In-flight tool calls have to render

ExecutorStepFinished fires after the model finishes a step, but ToolCallCompleted events can arrive between steps as the sandbox finishes individual calls. If the UI only renders calls that have a completion, every newly-fired call would be invisible until the next step boundary. The schema solves this by making completion optional and the UI rendering the → arrow with args immediately and the ← result block conditionally. Once the next persistence pass projects completions in, the result block fills in on the next 2-second poll.

Polling vs. streaming

I went back and forth on whether the thoughts panel should be a streaming SSE channel or a poll. Streaming would feel snappier during long runs, but it doubles the transport surface (chat is already polled), and a 2-second refetch is fine when the agent itself takes 5-15 seconds per step. The right call was to keep one transport for "everything about a project" and accept the latency. If the panel ever needs sub-second updates, the snapshot-shaped data already in Postgres makes it trivial to add a Postgres LISTEN/NOTIFY-backed subscription on top without changing the schema.

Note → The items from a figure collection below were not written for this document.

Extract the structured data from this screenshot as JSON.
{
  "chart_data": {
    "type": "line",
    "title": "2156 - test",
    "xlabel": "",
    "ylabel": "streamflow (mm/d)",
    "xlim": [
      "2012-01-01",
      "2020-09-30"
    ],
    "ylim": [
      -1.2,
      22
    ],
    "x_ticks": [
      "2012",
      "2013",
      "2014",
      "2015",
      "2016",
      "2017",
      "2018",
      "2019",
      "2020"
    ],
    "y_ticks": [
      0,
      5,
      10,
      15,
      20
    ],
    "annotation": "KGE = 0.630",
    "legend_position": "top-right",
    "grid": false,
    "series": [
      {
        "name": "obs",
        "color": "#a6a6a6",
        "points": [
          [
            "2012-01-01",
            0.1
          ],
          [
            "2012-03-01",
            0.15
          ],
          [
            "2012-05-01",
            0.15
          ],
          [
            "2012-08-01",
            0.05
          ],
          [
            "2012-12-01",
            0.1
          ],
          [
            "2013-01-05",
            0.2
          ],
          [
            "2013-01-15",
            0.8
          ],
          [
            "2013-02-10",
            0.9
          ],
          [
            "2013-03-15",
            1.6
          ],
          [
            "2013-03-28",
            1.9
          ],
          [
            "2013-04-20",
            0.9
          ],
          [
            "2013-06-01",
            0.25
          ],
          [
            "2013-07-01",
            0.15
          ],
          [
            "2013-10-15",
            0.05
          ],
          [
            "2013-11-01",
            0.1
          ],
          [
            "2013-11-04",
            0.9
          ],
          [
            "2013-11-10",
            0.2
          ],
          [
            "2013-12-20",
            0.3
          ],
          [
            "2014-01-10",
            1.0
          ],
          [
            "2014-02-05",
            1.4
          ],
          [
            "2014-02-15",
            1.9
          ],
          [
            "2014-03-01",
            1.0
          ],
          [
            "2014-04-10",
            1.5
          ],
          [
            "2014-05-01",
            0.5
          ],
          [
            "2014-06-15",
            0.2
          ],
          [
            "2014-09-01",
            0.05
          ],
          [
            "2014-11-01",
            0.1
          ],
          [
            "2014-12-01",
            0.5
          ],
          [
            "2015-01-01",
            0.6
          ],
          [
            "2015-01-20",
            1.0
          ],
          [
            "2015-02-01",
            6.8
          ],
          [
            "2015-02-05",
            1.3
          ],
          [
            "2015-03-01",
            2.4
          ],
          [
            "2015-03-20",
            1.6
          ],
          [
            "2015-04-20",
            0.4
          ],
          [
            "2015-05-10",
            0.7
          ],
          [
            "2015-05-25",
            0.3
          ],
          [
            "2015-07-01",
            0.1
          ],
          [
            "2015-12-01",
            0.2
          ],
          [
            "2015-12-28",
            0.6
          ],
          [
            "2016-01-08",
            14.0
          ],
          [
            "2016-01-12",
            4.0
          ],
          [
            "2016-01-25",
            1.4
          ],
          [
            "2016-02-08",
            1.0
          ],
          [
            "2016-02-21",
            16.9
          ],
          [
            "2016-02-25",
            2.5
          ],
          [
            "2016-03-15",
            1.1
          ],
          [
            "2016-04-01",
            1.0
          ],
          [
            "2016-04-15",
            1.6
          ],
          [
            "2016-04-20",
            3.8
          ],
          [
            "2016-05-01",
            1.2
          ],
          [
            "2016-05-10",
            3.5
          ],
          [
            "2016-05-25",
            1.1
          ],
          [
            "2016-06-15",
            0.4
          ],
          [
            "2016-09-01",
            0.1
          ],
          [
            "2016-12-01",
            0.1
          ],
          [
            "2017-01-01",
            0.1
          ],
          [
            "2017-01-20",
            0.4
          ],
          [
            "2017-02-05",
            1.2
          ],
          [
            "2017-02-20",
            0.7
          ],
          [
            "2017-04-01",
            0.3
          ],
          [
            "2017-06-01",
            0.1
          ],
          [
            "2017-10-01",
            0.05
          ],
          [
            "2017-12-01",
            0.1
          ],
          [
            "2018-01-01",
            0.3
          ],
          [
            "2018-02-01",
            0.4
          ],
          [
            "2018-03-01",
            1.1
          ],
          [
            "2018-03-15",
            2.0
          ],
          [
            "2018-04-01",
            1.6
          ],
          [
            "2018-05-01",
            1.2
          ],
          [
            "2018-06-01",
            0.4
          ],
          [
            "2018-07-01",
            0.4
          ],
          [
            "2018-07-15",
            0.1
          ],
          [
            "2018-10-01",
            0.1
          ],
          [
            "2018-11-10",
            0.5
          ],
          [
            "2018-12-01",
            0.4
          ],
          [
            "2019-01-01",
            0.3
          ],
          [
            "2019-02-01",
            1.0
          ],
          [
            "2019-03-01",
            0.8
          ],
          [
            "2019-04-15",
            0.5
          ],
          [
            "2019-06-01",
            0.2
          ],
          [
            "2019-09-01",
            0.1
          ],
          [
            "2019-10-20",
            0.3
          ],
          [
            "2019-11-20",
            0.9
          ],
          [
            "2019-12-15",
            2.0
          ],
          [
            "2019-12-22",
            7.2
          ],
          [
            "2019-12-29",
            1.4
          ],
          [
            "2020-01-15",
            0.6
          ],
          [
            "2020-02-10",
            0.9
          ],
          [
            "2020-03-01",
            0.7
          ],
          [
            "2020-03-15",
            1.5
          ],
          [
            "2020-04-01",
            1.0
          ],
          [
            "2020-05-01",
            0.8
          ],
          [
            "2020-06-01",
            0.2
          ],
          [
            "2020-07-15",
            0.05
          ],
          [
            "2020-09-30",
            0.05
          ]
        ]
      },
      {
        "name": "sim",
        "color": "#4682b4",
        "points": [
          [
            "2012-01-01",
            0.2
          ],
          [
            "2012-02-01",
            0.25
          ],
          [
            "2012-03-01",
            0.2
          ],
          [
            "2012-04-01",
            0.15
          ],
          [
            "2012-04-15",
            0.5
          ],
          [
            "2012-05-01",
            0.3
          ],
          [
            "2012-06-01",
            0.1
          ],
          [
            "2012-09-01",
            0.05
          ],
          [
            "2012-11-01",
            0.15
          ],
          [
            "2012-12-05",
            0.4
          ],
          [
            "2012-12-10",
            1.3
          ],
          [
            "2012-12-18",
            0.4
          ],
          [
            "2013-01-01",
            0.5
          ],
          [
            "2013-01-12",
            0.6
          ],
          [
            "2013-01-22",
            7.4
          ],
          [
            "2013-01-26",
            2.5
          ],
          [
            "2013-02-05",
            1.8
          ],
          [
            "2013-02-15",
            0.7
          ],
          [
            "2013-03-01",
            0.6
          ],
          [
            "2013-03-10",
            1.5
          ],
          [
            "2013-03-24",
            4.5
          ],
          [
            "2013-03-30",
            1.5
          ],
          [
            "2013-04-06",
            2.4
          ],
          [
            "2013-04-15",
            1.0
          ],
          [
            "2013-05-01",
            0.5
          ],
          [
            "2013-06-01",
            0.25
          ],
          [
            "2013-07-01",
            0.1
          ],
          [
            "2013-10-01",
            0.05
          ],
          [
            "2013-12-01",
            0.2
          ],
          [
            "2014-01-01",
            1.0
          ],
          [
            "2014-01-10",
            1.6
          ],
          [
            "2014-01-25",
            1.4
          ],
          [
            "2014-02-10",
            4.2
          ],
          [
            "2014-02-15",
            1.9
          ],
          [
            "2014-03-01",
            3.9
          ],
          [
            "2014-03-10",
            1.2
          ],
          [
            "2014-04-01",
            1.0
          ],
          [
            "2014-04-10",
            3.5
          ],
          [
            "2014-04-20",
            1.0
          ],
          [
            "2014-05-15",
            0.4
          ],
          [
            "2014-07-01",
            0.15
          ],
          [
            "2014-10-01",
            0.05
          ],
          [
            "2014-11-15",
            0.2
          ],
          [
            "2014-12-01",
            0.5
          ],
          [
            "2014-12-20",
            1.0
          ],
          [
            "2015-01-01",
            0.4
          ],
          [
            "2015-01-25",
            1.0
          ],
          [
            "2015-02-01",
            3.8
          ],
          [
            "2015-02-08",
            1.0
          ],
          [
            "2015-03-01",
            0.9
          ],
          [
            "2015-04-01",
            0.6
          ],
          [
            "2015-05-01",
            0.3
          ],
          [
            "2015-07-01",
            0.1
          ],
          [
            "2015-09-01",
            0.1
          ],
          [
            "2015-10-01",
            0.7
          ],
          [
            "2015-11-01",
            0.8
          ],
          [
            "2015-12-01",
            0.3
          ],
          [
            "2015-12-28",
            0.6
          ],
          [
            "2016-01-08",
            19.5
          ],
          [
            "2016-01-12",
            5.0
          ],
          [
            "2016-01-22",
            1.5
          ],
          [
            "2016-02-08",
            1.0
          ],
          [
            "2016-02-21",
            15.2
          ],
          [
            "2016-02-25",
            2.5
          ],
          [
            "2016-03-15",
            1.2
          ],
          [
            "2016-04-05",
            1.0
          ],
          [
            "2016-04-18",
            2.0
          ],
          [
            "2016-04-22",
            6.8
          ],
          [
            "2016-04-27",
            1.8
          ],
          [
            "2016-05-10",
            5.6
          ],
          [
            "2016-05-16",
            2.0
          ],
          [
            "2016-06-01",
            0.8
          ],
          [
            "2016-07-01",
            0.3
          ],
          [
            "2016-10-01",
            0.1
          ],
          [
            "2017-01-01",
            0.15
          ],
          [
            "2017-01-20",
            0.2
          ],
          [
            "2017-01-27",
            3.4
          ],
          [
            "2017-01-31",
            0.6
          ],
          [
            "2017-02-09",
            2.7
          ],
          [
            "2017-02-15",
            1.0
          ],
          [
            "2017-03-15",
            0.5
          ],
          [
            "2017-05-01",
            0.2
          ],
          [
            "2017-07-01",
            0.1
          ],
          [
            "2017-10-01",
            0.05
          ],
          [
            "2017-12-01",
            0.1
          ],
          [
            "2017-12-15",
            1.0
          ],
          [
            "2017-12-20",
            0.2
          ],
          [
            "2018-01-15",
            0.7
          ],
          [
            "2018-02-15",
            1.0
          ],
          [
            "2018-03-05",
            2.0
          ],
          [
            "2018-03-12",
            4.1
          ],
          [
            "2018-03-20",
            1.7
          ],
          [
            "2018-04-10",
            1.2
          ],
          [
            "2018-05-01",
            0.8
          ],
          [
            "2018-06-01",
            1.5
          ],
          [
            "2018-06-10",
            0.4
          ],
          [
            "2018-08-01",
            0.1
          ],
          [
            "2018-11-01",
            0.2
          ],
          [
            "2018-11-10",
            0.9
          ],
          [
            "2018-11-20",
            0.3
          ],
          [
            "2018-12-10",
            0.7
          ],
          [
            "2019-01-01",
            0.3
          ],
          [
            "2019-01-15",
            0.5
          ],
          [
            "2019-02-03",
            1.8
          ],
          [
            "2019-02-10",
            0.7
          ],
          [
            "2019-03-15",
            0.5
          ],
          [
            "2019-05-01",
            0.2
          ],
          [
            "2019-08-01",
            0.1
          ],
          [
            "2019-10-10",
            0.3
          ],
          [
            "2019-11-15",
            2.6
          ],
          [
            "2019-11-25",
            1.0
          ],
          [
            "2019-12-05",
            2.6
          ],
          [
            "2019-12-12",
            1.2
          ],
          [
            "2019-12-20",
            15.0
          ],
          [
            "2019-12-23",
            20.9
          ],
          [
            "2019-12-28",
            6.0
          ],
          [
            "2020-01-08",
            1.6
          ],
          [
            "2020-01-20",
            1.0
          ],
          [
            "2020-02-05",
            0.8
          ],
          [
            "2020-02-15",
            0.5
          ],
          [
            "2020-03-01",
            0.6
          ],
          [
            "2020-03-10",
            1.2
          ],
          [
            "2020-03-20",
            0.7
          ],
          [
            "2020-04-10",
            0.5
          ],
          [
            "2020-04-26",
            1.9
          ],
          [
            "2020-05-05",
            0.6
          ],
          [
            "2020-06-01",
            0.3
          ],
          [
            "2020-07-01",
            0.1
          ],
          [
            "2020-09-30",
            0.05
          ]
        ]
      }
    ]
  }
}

Lifting state without making the chat re-render

AssistantMessage is wrapped in React.memo, and the onViewThoughts callback passed in from the container has to be stable or the memo is useless. useCallback with an empty dependency array works because setSelectedThoughts and setThoughtsOpen are state setters (already stable), but it's the kind of detail that's easy to miss — every other prop on AssistantMessage is also referentially stable so the memo actually pays off, even when 20 messages are on screen and the list re-renders on every 2-second poll.